In this specific example the prefix is the same in both cases, but most important it is — ‘ver’ — which in this context does not change the meaning of the root — tauschen, exchange and schmelzen, melt. It is an inherent linguistic feature of the formation of this kind of verb and often adds emphasis or extends the verbin some way (see Appendix, below). Regardless, it is therefore quite natural for a German speaker to ignore this in forming an abbreviation. In English no prefix directly equivalent to this sense of ‘ver’ exists (again, see Appendix). Prefixes serve to alter or qualify the verb. So in a simple mathematical context we might have opposites, increase and decrease, which could be abbreviated by their first letters and certainly not by removing the prefix.
Consider possible English nouns with different prefixes beginning with the same letter. Often removing the prefix gives a word of different meaning with an unintuitive initial letter — displacement function and devolution function, to snatch something out of the air. P and V? I think not. We’d go for something different entirely. Greek perhaps. Again the difference relates to the language.
My final remark is perhaps irrelevant to the question, but the only example I can think of using an internal letter for an abbreviation is K in the CYMK colour model: Cyan, Yellow, Magenta and BlacK. Here K rather than B is used for black as B stands for Blue in the alternative RBG — Red, Green, Blue — model.

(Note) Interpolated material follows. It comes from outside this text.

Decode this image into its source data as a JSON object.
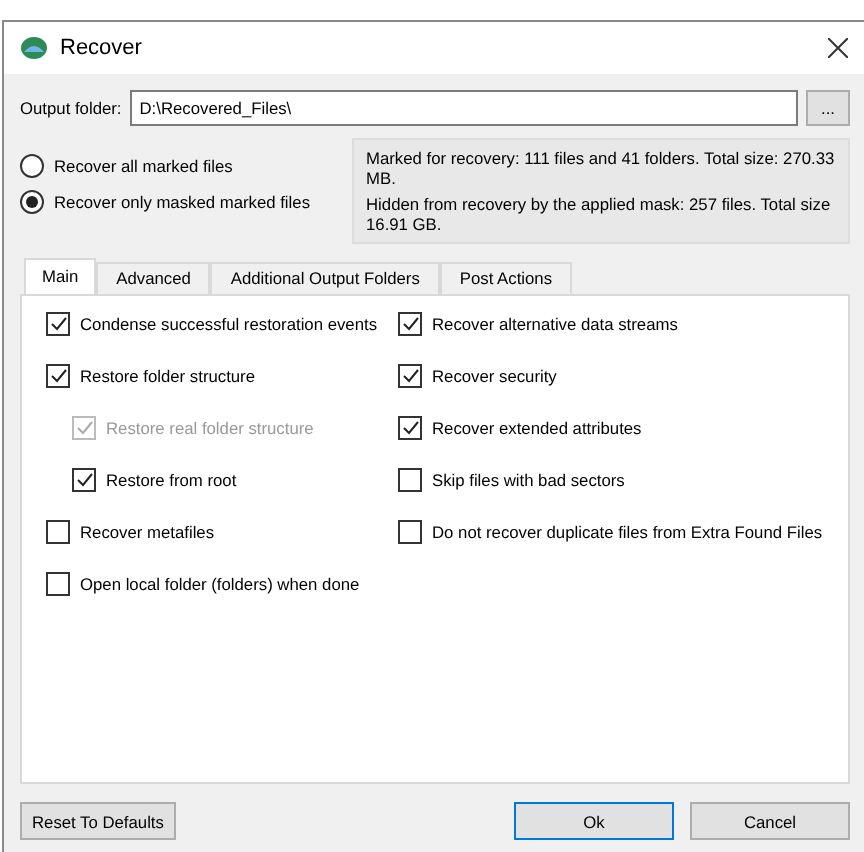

Appendix: Linguistic Expansion
The prefix ‘ver’ can have other meanings in German. The Wiktionary entry list three types 1. As in vergeben (to forgive), which is not further explained but is clearly not of the type under discussion, 2. “denotes a transition of the object into a state, which is indicated by the stem”. Examples include verlieben (to fall in love), which derives from the simple libeben (to love). This is similar to the instances in the question and is very common, and 3. “indicating a faulty action” as in verzahlen (to miscount) from the root zahlen (to count).

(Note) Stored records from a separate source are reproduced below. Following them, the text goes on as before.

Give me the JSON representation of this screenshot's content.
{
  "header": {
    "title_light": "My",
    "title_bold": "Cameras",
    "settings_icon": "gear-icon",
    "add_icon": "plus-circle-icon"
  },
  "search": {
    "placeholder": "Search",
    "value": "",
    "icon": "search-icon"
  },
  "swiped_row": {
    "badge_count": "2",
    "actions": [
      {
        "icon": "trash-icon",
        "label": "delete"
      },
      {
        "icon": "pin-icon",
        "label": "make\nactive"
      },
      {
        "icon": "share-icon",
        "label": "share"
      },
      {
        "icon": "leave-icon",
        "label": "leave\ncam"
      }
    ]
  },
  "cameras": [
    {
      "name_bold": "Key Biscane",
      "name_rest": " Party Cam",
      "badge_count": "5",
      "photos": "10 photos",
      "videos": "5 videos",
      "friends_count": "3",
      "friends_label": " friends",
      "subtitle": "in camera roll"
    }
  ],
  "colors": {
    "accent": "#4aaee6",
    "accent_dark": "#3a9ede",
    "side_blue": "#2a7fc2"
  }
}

I do not think Germans would abbreviate examples of type 3 to the initial letter of the root, which is very different from the complete word.
The English words with a prefix related to the ‘ver’ have the prefix ‘for’ and are all of types 1 or 3, e.g. forgive, forget, forswear. We clearly would not abbreviate them in terms of the root.
The only English prefix that I can think of that serves a similar function to type 2 ‘ver’ is the unrelated ‘en-’, although here the root can also be a noun or adjective, e.g. enact, encase, encircle, encrypt. (The English ‘en-’ may have other meanings in certain words.) It is possible that if there were such things as ‘enactment’ functions and ‘encircling’ functions one might abbreviate them as A and C, maintaining a logical connection. I do not know of an examples in practice.